EXPECTATIVA: Há qualquer coisa que se desenha no nosso futuro. Não gostava de me ir embora desta vida para a outra – onde tenho muitos amigos –, sem ver algumas das minhas expectativas realizadas. No final do século podemos atingir os 120 anos! E estamos com reformas aos 65… Um homem e uma mulher, não podem reformar-se com essa idade. Que se reformem quando disserem «não posso mais», mesmo que seja aos 90! E há muita gente com 90 anos ainda útil.
PREOCUPAÇÃO: Uma preocupação em relação às pessoas idosas é o isolamento, a solidão, o suicídio. Tem algo a ver com uma grande actriz que se chama Eunice Munõz. Ela que deu tudo na vida, não só ao Teatro como à família. É uma mulher de uma generosidade espantosa. Não é fácil. É uma pessoa muito exigente profissionalmente. E nós, em Portugal, estamos pouco habituados a uma disciplina de trabalho à procura da qualidade. Mas tem muitos amigos, a Eunice. Ela é que se calhar não sabe. Tem gente que a estima muito.

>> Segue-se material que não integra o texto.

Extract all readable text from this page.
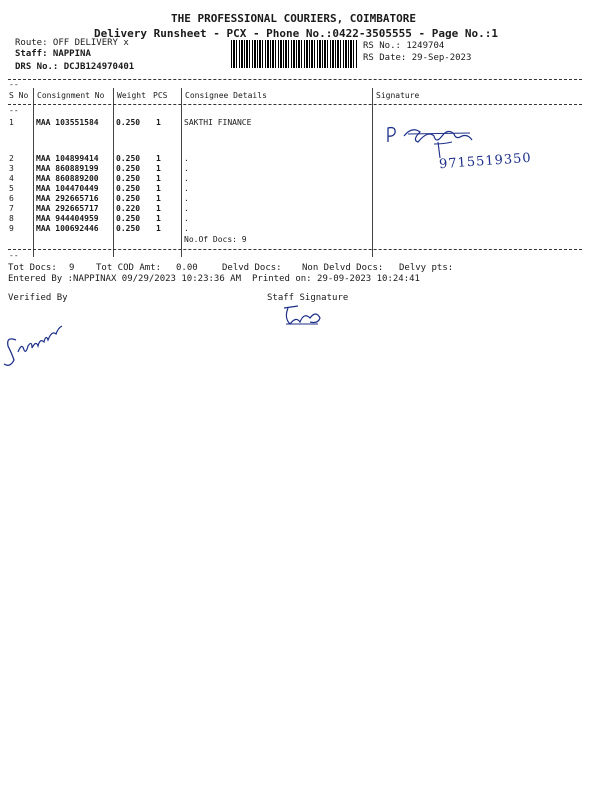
THE PROFESSIONAL COURIERS, COIMBATORE
Delivery Runsheet - PCX - Phone No.:0422-3505555 - Page No.:1
Route: OFF DELIVERY x
Staff: NAPPINA
DRS No.: DCJB124970401
RS No.: 1249704
RS Date: 29-Sep-2023
--
S No Consignment No Weight PCS Consignee Details	Signature
--
1	MAA 103551584 0.250 1	SAKTHI FINANCE
2	MAA 104899414 0.250 1	.
3	MAA 860889199 0.250 1	.
4	MAA 860889200 0.250 1	.
5	MAA 104470449 0.250 1	.
6	MAA 292665716 0.250 1	.
7	MAA 292665717 0.220 1	.
8	MAA 944404959 0.250 1	.
9	MAA 100692446 0.250 1	.
No.Of Docs: 9
--
9715519350
Tot Docs: 9 Tot COD Amt: 0.00	Delvd Docs: Non Delvd Docs: Delvy pts:
Entered By :NAPPINAX 09/29/2023 10:23:36 AM Printed on: 29-09-2023 10:24:41
Verified By	Staff Signature
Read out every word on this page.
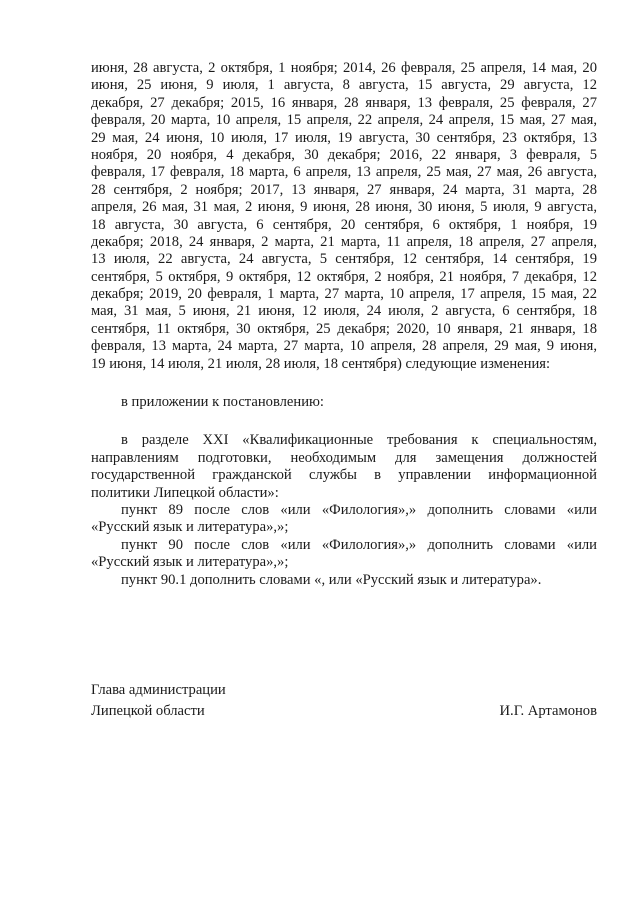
июня, 28 августа, 2 октября, 1 ноября; 2014, 26 февраля, 25 апреля, 14 мая, 20
июня, 25 июня, 9 июля, 1 августа, 8 августа, 15 августа, 29 августа, 12
декабря, 27 декабря; 2015, 16 января, 28 января, 13 февраля, 25 февраля, 27
февраля, 20 марта, 10 апреля, 15 апреля, 22 апреля, 24 апреля, 15 мая, 27 мая,
29 мая, 24 июня, 10 июля, 17 июля, 19 августа, 30 сентября, 23 октября, 13
ноября, 20 ноября, 4 декабря, 30 декабря; 2016, 22 января, 3 февраля, 5
февраля, 17 февраля, 18 марта, 6 апреля, 13 апреля, 25 мая, 27 мая, 26 августа,
28 сентября, 2 ноября; 2017, 13 января, 27 января, 24 марта, 31 марта, 28
апреля, 26 мая, 31 мая, 2 июня, 9 июня, 28 июня, 30 июня, 5 июля, 9 августа,
18 августа, 30 августа, 6 сентября, 20 сентября, 6 октября, 1 ноября, 19
декабря; 2018, 24 января, 2 марта, 21 марта, 11 апреля, 18 апреля, 27 апреля,
13 июля, 22 августа, 24 августа, 5 сентября, 12 сентября, 14 сентября, 19
сентября, 5 октября, 9 октября, 12 октября, 2 ноября, 21 ноября, 7 декабря, 12
декабря; 2019, 20 февраля, 1 марта, 27 марта, 10 апреля, 17 апреля, 15 мая, 22
мая, 31 мая, 5 июня, 21 июня, 12 июля, 24 июля, 2 августа, 6 сентября, 18
сентября, 11 октября, 30 октября, 25 декабря; 2020, 10 января, 21 января, 18
февраля, 13 марта, 24 марта, 27 марта, 10 апреля, 28 апреля, 29 мая, 9 июня,
19 июня, 14 июля, 21 июля, 28 июля, 18 сентября) следующие изменения:
в приложении к постановлению:
в разделе XXI «Квалификационные требования к специальностям,
направлениям подготовки, необходимым для замещения должностей
государственной гражданской службы в управлении информационной
политики Липецкой области»:
пункт 89 после слов «или «Филология»,» дополнить словами «или
«Русский язык и литература»,»;
пункт 90 после слов «или «Филология»,» дополнить словами «или
«Русский язык и литература»,»;
пункт 90.1 дополнить словами «, или «Русский язык и литература».
Глава администрации
Липецкой области	И.Г. Артамонов
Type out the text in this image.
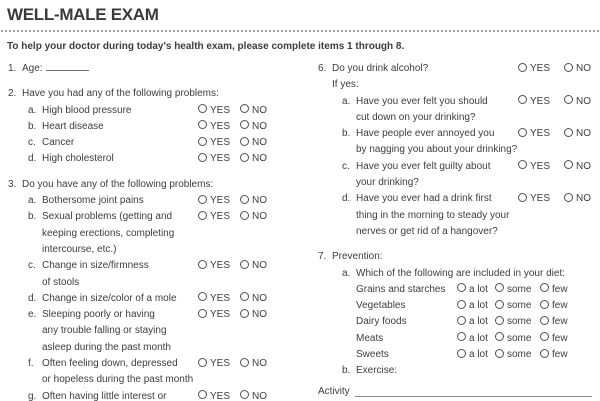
WELL-MALE EXAM
To help your doctor during today's health exam, please complete items 1 through 8.
1. Age:
2. Have you had any of the following problems:
a. High blood pressure	YES	NO
b. Heart disease	YES	NO
c. Cancer	YES	NO
d. High cholesterol	YES	NO
3. Do you have any of the following problems:
a. Bothersome joint pains	YES	NO
b. Sexual problems (getting and	YES	NO
keeping erections, completing
intercourse, etc.)
c. Change in size/firmness	YES	NO
of stools
d. Change in size/color of a mole	YES	NO
e. Sleeping poorly or having	YES	NO
any trouble falling or staying
asleep during the past month
f. Often feeling down, depressed	YES	NO
or hopeless during the past month
g. Often having little interest or	YES	NO
6. Do you drink alcohol?	YES	NO
If yes:
a. Have you ever felt you should	YES	NO
cut down on your drinking?
b. Have people ever annoyed you	YES	NO
by nagging you about your drinking?
c. Have you ever felt guilty about	YES	NO
your drinking?
d. Have you ever had a drink first	YES	NO
thing in the morning to steady your
nerves or get rid of a hangover?
7. Prevention:
a. Which of the following are included in your diet:
Grains and starches	a lot	some	few
Vegetables	a lot	some	few
Dairy foods	a lot	some	few
Meats	a lot	some	few
Sweets	a lot	some	few
b. Exercise:
Activity
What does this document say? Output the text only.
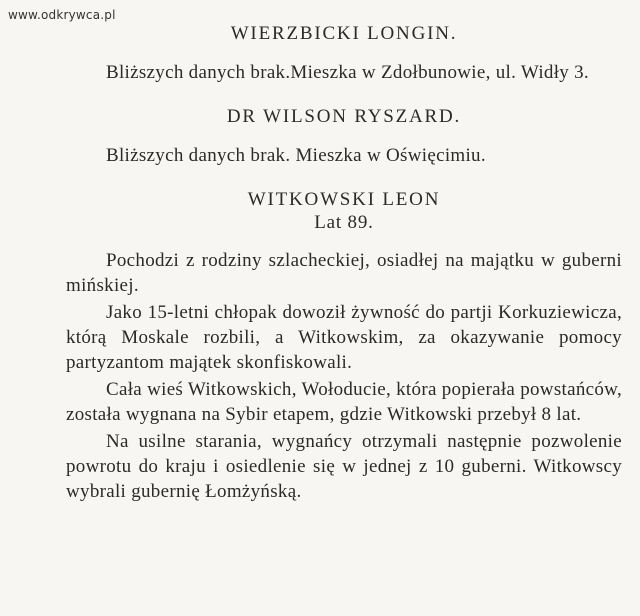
www.odkrywca.pl
WIERZBICKI LONGIN.

Bliższych danych brak.Mieszka w Zdołbunowie, ul. Widły 3.

DR WILSON RYSZARD.

Bliższych danych brak. Mieszka w Oświęcimiu.

WITKOWSKI LEON
Lat 89.

Pochodzi z rodziny szlacheckiej, osiadłej na majątku w guberni mińskiej.

Jako 15-letni chłopak dowoził żywność do partji Korkuziewicza, którą Moskale rozbili, a Witkowskim, za okazywanie pomocy partyzantom majątek skonfiskowali.

Cała wieś Witkowskich, Wołoducie, która popierała powstańców, została wygnana na Sybir etapem, gdzie Witkowski przebył 8 lat.

Na usilne starania, wygnańcy otrzymali następnie pozwolenie powrotu do kraju i osiedlenie się w jednej z 10 guberni. Witkowscy wybrali gubernię Łomżyńską.
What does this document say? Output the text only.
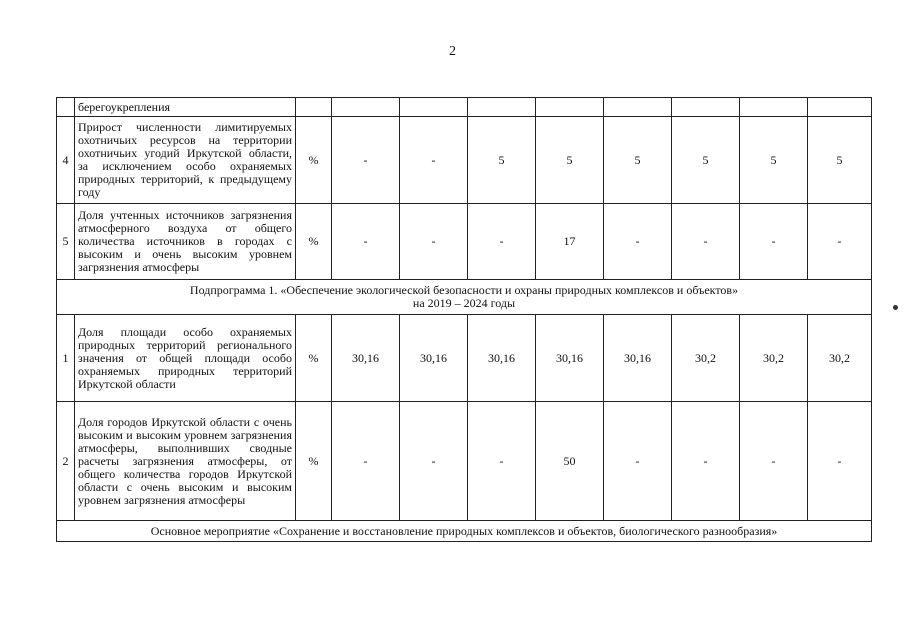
2
	берегоукрепления									
4	Прирост численности лимитируемых охотничьих ресурсов на территории охотничьих угодий Иркутской области, за исключением особо охраняемых природных территорий, к предыдущему году	%	-	-	5	5	5	5	5	5
5	Доля учтенных источников загрязнения атмосферного воздуха от общего количества источников в городах с высоким и очень высоким уровнем загрязнения атмосферы	%	-	-	-	17	-	-	-	-

Подпрограмма 1. «Обеспечение экологической безопасности и охраны природных комплексов и объектов»
на 2019 – 2024 годы										

1	Доля площади особо охраняемых природных территорий регионального значения от общей площади особо охраняемых природных территорий Иркутской области	%	30,16	30,16	30,16	30,16	30,16	30,2	30,2	30,2
2	Доля городов Иркутской области с очень высоким и высоким уровнем загрязнения атмосферы, выполнивших сводные расчеты загрязнения атмосферы, от общего количества городов Иркутской области с очень высоким и высоким уровнем загрязнения атмосферы	%	-	-	-	50	-	-	-	-
Основное мероприятие «Сохранение и восстановление природных комплексов и объектов, биологического разнообразия»										
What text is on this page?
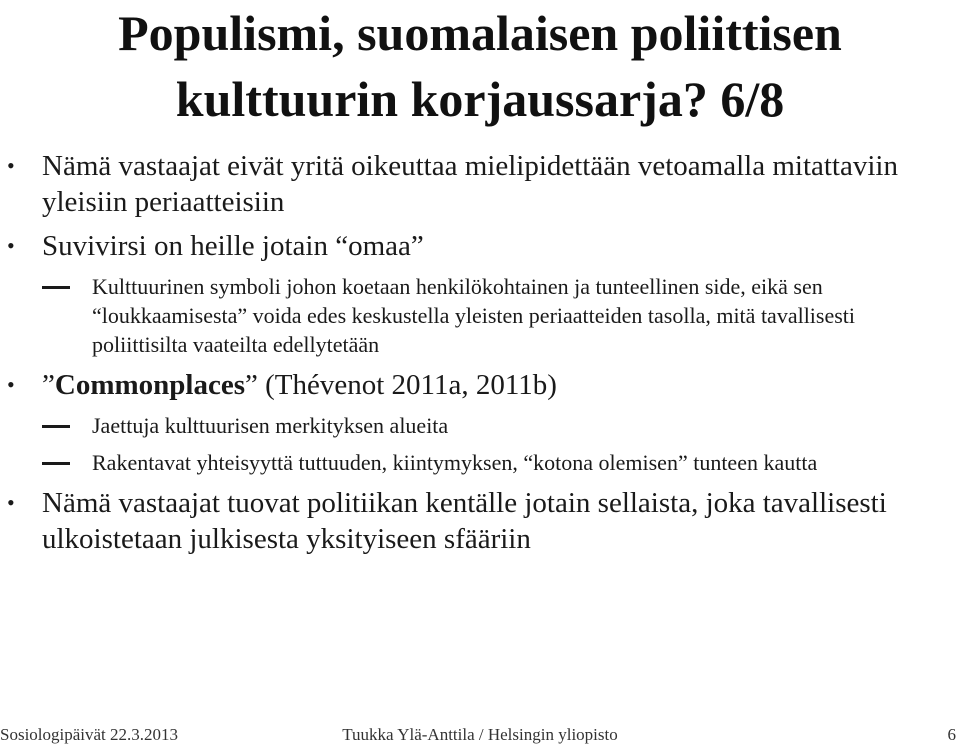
Populismi, suomalaisen poliittisen
kulttuurin korjaussarja? 6/8
• Nämä vastaajat eivät yritä oikeuttaa mielipidettään vetoamalla mitattaviin yleisiin periaatteisiin
• Suvivirsi on heille jotain “omaa”
Kulttuurinen symboli johon koetaan henkilökohtainen ja tunteellinen side, eikä sen “loukkaamisesta” voida edes keskustella yleisten periaatteiden tasolla, mitä tavallisesti poliittisilta vaateilta edellytetään
• ”Commonplaces” (Thévenot 2011a, 2011b)
Jaettuja kulttuurisen merkityksen alueita
Rakentavat yhteisyyttä tuttuuden, kiintymyksen, “kotona olemisen” tunteen kautta
• Nämä vastaajat tuovat politiikan kentälle jotain sellaista, joka tavallisesti ulkoistetaan julkisesta yksityiseen sfääriin
Sosiologipäivät 22.3.2013	Tuukka Ylä-Anttila / Helsingin yliopisto	6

EMOÇÃO: Emociono-me bastante. Qualquer coisa, põe-me lágrimas nos olhos. Estou muito sensível. Quando vejo uma criança com fome, fico muito preocupado. E tento convencer o meu neto a não deixar a comida no prato. Há meninos que eram capazes de comer a espinha que ele deixa. Comiam-na! E ele deixa uma espinha cheia de peixe. Há milhões de pessoas neste Mundo que nada têm e que nós esquecemos todos os dias sem querer. Um colega de quem era muito amigo, o Curado Ribeiro, dizia-me poucos anos antes de partir: «sabes, emociono-me muito, choro muito, comovo-me muito. As coisas im- pressionam-me. A desumanidade, a frieza com que nos tratamos uns aos outros…» Mas também me emociono nos momentos felizes. Nesses, a lágrima vem, mas o sorriso fica na cara…
AMOR: Está no meu coração. Está em tudo em mim. Não quer dizer que às vezes não peque, e não faça juízos da minha falta de amor. Quando não sou capaz de dar dinheiro aos arrumadores de carros, por exemplo. Se der, talvez esteja a ajudar a matá-los. O discurso do «coveiro» no Hamlet, ainda hoje se mantém. Aquelas perguntas que o «coveiro» faz à «caveira». Aquele pensamento é sublime. E uma ajuda amorosa aos homens. Sem o amor, não se vive.
SAUDADE: Sou um homem de saudades, mas não sou um saudosista. Tenho muitas saudades de muita gente, de muitas coisas. Dos meus pais. De todos os meus queridos que já partiram. Saudades de África. Das gentes de África. Dos cheiros. Dos sítios por onde andei. Saudades dos meus colegas — espero encontrar uma Companhia lá em cima, para fazermos depois o Teatro que gostamos. Quando sinto saudades de um amigo, de um familiar, trago-o à memória e mato saudades.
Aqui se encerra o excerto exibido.